Now we can plot the resulting $R^2$ values for each feature set as a function of sample size:

In [None]:
# used to display axis tick labels on a linear scale
from matplotlib.ticker import ScalarFormatter

# Set up plots=
fig, axes = plt.subplots(1, 3, figsize=(15, 4), sharey=True)
plt.ylim(0, 1)

# Plot results
for i, label in enumerate(feature_sets):
    mean, sd = r2_mean[:, i], r2_std[:, i]
    ax = axes[i]
    line = ax.plot(sample_sizes, mean, 'o-')
    ax.set_xscale('log')
    ax.xaxis.set_major_formatter(ScalarFormatter())
    ax.set_xlabel("Sample size (n)", fontsize=14)
    ax.fill_between(sample_sizes, mean-sd, mean+sd, alpha=0.2)
    ax.set_title(label, fontsize=18)

# Add y-axis labels on both sides
axes[0].set_ylabel("$R^2$", fontsize=16);
axes[-1].set_ylabel('$R^2$', fontsize=16)
axes[-1].yaxis.set_label_position("right")

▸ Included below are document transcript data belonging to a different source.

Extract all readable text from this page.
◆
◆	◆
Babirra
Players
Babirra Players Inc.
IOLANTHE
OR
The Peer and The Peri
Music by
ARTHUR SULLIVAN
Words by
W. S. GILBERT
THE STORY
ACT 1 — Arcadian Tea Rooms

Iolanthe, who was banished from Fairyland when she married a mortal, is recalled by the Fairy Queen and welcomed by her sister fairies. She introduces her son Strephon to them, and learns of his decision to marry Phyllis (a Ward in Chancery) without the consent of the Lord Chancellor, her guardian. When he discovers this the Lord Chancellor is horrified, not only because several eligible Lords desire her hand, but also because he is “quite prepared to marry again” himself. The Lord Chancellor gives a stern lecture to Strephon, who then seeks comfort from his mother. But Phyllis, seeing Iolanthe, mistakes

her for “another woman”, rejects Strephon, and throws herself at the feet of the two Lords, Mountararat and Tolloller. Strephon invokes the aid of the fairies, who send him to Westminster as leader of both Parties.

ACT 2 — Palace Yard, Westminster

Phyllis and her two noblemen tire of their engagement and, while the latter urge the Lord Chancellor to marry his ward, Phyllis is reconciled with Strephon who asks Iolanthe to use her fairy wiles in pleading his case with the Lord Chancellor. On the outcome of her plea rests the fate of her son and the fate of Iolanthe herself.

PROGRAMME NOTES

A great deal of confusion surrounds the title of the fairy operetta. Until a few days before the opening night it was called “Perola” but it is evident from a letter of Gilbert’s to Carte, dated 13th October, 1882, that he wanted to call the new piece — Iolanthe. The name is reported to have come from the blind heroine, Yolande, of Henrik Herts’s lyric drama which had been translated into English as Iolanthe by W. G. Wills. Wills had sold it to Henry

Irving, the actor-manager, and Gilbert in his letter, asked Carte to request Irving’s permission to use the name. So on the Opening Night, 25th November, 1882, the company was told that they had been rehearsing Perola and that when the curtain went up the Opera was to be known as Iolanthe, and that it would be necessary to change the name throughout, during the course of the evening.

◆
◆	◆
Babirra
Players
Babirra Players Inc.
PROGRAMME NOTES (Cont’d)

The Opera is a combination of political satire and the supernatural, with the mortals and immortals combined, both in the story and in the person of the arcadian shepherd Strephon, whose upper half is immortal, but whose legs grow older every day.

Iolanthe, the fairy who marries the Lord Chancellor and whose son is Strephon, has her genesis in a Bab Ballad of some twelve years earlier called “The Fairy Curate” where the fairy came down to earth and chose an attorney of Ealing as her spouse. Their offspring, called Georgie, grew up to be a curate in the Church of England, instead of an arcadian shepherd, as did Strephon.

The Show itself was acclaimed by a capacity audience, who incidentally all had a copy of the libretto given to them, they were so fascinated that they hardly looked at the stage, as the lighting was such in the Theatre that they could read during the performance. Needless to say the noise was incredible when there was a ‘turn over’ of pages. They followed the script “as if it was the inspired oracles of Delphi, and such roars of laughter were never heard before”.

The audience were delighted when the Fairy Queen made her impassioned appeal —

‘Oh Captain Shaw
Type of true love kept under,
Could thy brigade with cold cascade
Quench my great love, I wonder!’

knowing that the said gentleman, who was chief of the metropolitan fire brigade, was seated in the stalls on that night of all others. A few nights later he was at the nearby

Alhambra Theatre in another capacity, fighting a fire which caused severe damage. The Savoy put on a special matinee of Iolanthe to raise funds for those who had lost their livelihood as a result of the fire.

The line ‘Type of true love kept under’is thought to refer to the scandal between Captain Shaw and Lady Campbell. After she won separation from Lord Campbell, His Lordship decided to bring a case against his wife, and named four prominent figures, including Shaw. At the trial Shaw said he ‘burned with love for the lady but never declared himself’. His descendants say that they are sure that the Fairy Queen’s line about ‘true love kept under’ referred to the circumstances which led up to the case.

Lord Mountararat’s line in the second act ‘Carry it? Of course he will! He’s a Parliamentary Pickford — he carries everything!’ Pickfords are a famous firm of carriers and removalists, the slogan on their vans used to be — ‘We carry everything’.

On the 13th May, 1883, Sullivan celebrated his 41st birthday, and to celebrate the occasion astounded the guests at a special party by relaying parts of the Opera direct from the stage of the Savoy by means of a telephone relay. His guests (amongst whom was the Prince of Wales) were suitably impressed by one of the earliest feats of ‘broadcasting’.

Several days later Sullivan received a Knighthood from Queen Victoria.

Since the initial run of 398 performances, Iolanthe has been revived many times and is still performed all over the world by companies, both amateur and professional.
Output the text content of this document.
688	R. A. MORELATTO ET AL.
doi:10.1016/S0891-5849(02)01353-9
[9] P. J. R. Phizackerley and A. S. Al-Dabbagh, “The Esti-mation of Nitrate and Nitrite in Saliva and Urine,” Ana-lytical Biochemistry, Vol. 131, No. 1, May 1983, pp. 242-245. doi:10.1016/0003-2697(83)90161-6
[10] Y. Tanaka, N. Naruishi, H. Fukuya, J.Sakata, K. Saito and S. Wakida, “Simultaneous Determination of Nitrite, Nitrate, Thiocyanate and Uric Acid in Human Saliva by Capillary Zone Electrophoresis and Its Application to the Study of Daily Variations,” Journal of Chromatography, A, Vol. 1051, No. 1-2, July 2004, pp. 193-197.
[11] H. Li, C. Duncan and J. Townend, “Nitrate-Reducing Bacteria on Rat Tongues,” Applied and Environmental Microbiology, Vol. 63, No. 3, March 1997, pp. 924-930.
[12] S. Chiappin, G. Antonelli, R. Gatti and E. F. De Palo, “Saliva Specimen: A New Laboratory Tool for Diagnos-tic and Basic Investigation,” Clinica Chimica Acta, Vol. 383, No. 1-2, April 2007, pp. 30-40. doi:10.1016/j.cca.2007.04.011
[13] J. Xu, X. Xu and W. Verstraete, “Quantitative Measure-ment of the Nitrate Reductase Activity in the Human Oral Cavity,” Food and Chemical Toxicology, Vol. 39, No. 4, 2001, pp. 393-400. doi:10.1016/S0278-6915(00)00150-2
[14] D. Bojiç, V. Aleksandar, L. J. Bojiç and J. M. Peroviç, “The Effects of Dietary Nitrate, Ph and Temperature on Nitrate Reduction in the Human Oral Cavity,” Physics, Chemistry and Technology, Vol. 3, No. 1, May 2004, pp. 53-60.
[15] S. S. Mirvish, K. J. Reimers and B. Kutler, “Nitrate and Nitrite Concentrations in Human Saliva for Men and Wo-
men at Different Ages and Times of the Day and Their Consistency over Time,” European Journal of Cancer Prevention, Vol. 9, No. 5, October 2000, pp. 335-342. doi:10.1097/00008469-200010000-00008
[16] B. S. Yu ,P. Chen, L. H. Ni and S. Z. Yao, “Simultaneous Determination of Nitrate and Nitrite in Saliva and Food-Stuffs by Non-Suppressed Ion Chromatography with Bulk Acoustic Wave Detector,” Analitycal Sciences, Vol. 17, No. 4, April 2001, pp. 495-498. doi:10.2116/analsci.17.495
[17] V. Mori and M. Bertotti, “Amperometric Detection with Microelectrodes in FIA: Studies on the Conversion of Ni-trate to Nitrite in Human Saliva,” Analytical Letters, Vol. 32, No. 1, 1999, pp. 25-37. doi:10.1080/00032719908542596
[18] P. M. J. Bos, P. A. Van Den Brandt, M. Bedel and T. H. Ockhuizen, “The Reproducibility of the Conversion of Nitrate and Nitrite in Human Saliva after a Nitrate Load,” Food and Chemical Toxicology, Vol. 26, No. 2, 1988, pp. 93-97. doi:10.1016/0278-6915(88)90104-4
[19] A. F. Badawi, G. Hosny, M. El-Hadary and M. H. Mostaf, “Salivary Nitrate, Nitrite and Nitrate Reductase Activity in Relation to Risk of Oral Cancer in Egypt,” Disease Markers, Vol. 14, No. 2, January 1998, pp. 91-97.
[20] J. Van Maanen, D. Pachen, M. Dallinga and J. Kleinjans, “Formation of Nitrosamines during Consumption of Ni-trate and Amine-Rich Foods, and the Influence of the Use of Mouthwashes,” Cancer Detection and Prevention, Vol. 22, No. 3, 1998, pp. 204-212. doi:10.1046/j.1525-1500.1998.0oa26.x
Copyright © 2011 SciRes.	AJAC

Here, each panel displays the model's ability to predict (on the y-axis) as a function of sample size (x-axis). Each panel displays results for a different set of predictive features: at left, we have the 5 domains; in the middle, the 30 facets; and at right, the 300 items. This gives us some insight into how model performance varies as we add more features—something we'll discuss in much more detail in the next couple of notebooks.

For now, let's focus on the dominant pattern we see within each of the panels. Strangely, it looks like model performance *decreases* with increasing sample size! You may find this odd, seeing as everyone's always talking about the wonders of Big Data, and intuitively, you might think that having more information available would lead the model to make *better* predictions.

Actually, the model probably *is* making better predictions when it has more data to learn form. It just doesn't look that way. The problem is not what's happening on the right side of the curve, but what's happening on the left side (i.e., when sample size is small). On the left, the model is *overfitting* the data. Because there are very few data points, and our model is extremely flexible (it has 300 degrees of freedom with which to predict only a few hundred points!), there's nothing to stop the model from learning noise rather than signal. As the sample size grows, the data provide a natural buffer against this kind of thing. We'll explore this idea in much more detail in the next couple of sections.